O homem a conduziu até o escritório e se retirou. Passado algum tempo, ela já estava perto da escrivaninha, examinando umas pastas, mas nenhuma delas continha os documentos que estava procurando. Abriu as gavetas rapidamente, mas não teve sorte. Depois foi até os arquivos, fazendo uma inspeção bem criteriosa, tomando o cuidado de olhar os papéis e a porta, sempre atenta ao menor ruído vindo do corredor. Havia quase terminado de pesquisar o segundo arquivo quando ouviu a voz de Sherlock. Fechou a gaveta, correu de volta para sua poltrona e pegou uma revista.

— Que ótima surpresa! — disse, aproximando-se e colocando a maleta que carregava sobre a escrivaninha para poder beijá-la.

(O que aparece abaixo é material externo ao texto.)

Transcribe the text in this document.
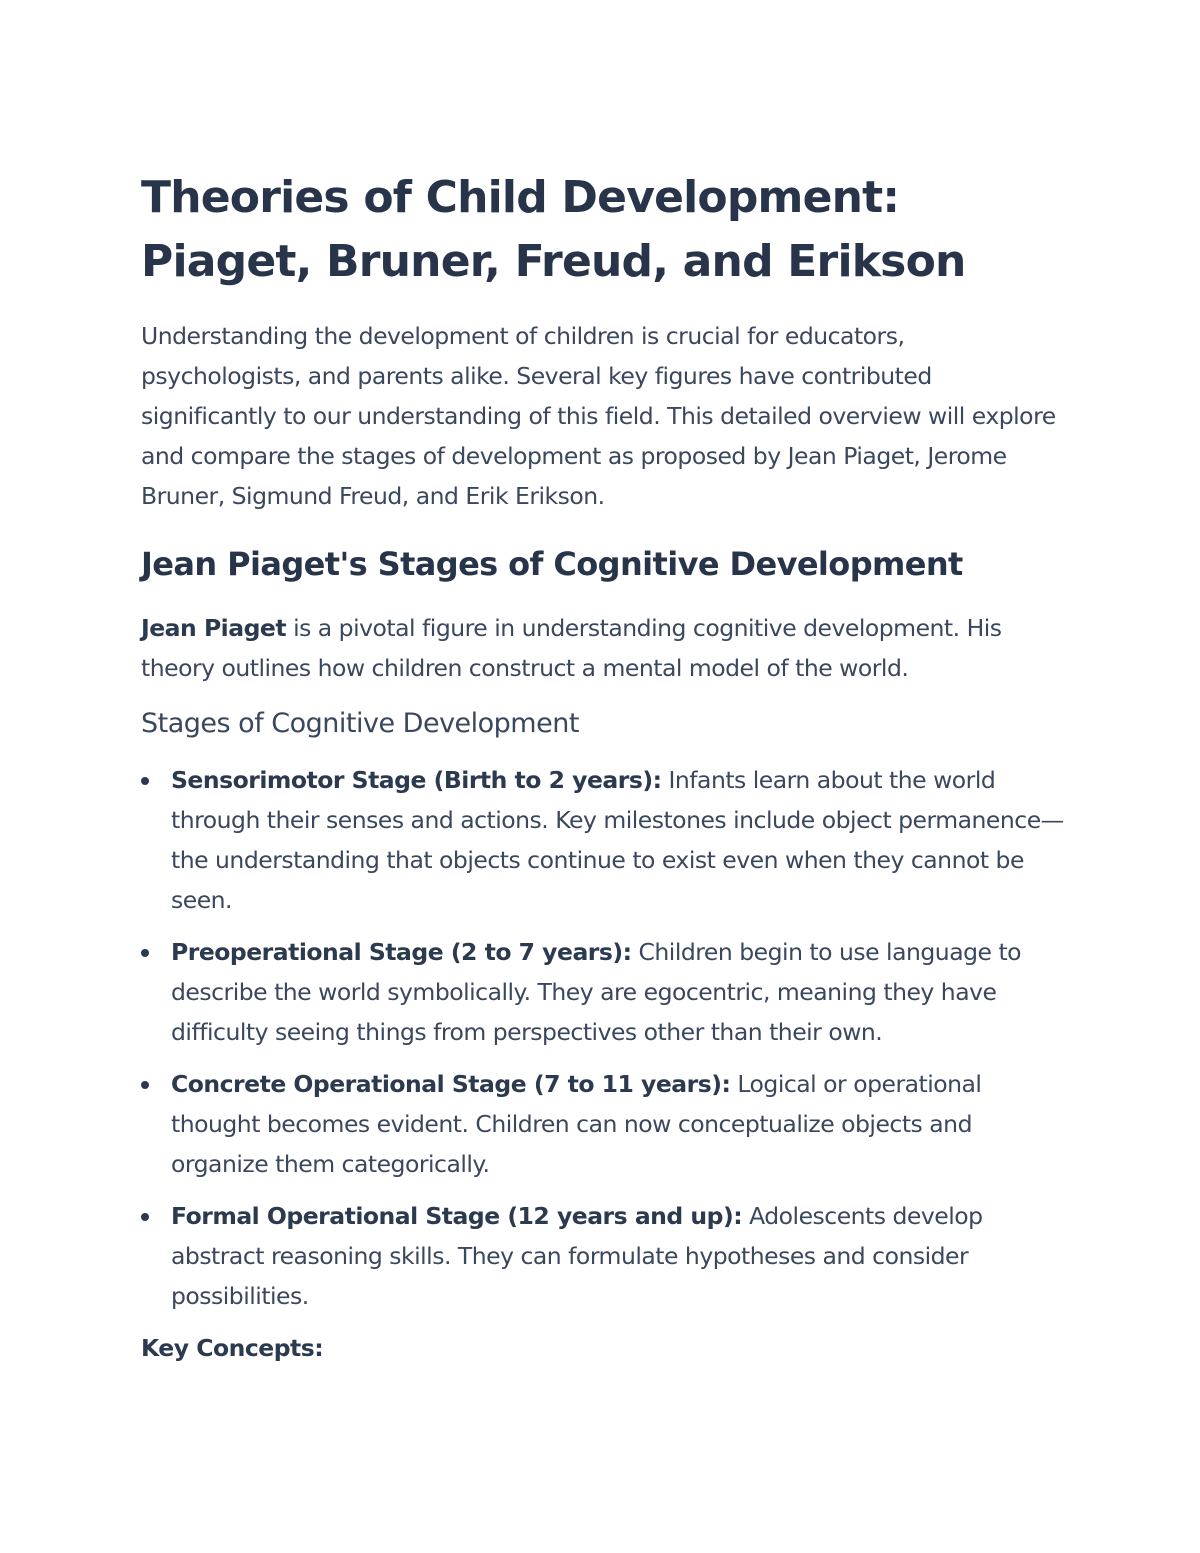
Theories of Child Development: Piaget, Bruner, Freud, and Erikson

Understanding the development of children is crucial for educators, psychologists, and parents alike. Several key figures have contributed significantly to our understanding of this field. This detailed overview will explore and compare the stages of development as proposed by Jean Piaget, Jerome Bruner, Sigmund Freud, and Erik Erikson.

Jean Piaget's Stages of Cognitive Development

Jean Piaget is a pivotal figure in understanding cognitive development. His theory outlines how children construct a mental model of the world.

Stages of Cognitive Development
Sensorimotor Stage (Birth to 2 years): Infants learn about the world through their senses and actions. Key milestones include object permanence—the understanding that objects continue to exist even when they cannot be seen.
Preoperational Stage (2 to 7 years): Children begin to use language to describe the world symbolically. They are egocentric, meaning they have difficulty seeing things from perspectives other than their own.
Concrete Operational Stage (7 to 11 years): Logical or operational thought becomes evident. Children can now conceptualize objects and organize them categorically.
Formal Operational Stage (12 years and up): Adolescents develop abstract reasoning skills. They can formulate hypotheses and consider possibilities.

Key Concepts:
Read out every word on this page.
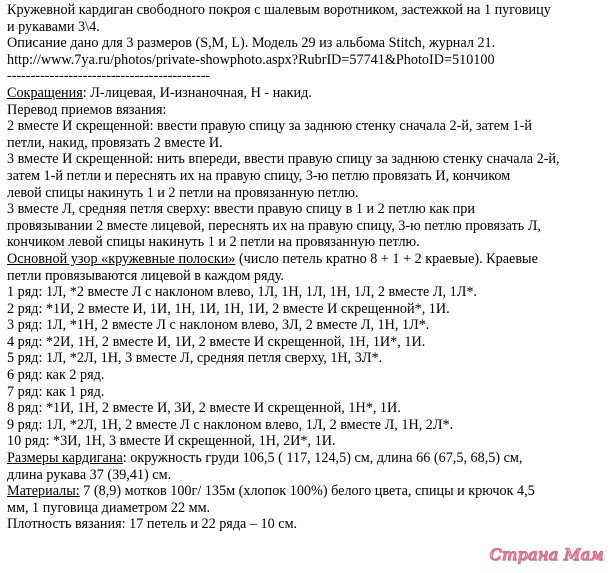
Кружевной кардиган свободного покроя с шалевым воротником, застежкой на 1 пуговицу

и рукавами 3\4.

Описание дано для 3 размеров (S,M, L). Модель 29 из альбома Stitch, журнал 21.

http://www.7ya.ru/photos/private-showphoto.aspx?RubrID=57741&PhotoID=510100

-------------------------------------------

Сокращения: Л-лицевая, И-изнаночная, Н - накид.

Перевод приемов вязания:

2 вместе И скрещенной: ввести правую спицу за заднюю стенку сначала 2-й, затем 1-й

петли, накид, провязать 2 вместе И.

3 вместе И скрещенной: нить впереди, ввести правую спицу за заднюю стенку сначала 2-й,

затем 1-й петли и переснять их на правую спицу, 3-ю петлю провязать И, кончиком

левой спицы накинуть 1 и 2 петли на провязанную петлю.

3 вместе Л, средняя петля сверху: ввести правую спицу в 1 и 2 петлю как при

провязывании 2 вместе лицевой, переснять их на правую спицу, 3-ю петлю провязать Л,

кончиком левой спицы накинуть 1 и 2 петли на провязанную петлю.

Основной узор «кружевные полоски» (число петель кратно 8 + 1 + 2 краевые). Краевые

петли провязываются лицевой в каждом ряду.

1 ряд: 1Л, *2 вместе Л с наклоном влево, 1Л, 1Н, 1Л, 1Н, 1Л, 2 вместе Л, 1Л*.

2 ряд: *1И, 2 вместе И, 1И, 1Н, 1И, 1Н, 1И, 2 вместе И скрещенной*, 1И.

3 ряд: 1Л, *1Н, 2 вместе Л с наклоном влево, 3Л, 2 вместе Л, 1Н, 1Л*.

4 ряд: *2И, 1Н, 2 вместе И, 1И, 2 вместе И скрещенной, 1Н, 1И*, 1И.

5 ряд: 1Л, *2Л, 1Н, 3 вместе Л, средняя петля сверху, 1Н, 3Л*.

6 ряд: как 2 ряд.

7 ряд: как 1 ряд.

8 ряд: *1И, 1Н, 2 вместе И, 3И, 2 вместе И скрещенной, 1Н*, 1И.

9 ряд: 1Л, *2Л, 1Н, 2 вместе Л с наклоном влево, 1Л, 2 вместе Л, 1Н, 2Л*.

10 ряд: *3И, 1Н, 3 вместе И скрещенной, 1Н, 2И*, 1И.

Размеры кардигана: окружность груди 106,5 ( 117, 124,5) см, длина 66 (67,5, 68,5) см,

длина рукава 37 (39,41) см.

Материалы: 7 (8,9) мотков 100г/ 135м (хлопок 100%) белого цвета, спицы и крючок 4,5

мм, 1 пуговица диаметром 22 мм.

Плотность вязания: 17 петель и 22 ряда – 10 см.

Страна Мам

— Espero que você não se incomode pelo fato de eu ter vindo até aqui, mas estou com um problema. — E lhe dirigiu um sorriso meio desamparado:

— O que você fez? Gastou mais do que devia?

— Não é tão mau assim. — Molly também sorriu. — Fui fazer compras e acabei assistindo a um desfile de modas. Quando saí da loja os bancos já estavam fechados e não pude descontar um cheque. Então pensei que talvez você pudesse trocá-lo para mim. Costuma ter dinheiro aqui?

— Sim, mas talvez eu mesmo possa ajudá-la. De quanto precisa?

— A quantia é bem alta. Duzentas e cinquenta libras.

— Tanto assim? Não costumo carregar muito dinheiro comigo, mas podemos dar um jeito. O que houve? Você está sendo chantageada?

— Oh, Deus não! — Ela deu uma risada. — Nada tão dramático. Foi a pia do meu banheiro que rachou. O encanador ficou de trocá-la amanhã bem cedo e já me avisou que quer receber em dinheiro porque pedi urgência. Você sabe como eles são.

— Entendo. Bem, deve haver o suficiente no cofre, se já fecharam o caixa. Sempre deixamos certa quantia aqui na empresa para as emergências. — Indo para o arquivo, ele apertou um botão e em poucos instantes o cofre estava aberto. Entrou, mas voltou depois de algum tempo. — Ainda não está aqui. Vou buscar no caixa.

— Desculpe, eu não queria causar tantos problemas!

— Não é problema algum. Estarei de volta em cinco minutos — disse, e saiu deixando a porta do cofre aberta.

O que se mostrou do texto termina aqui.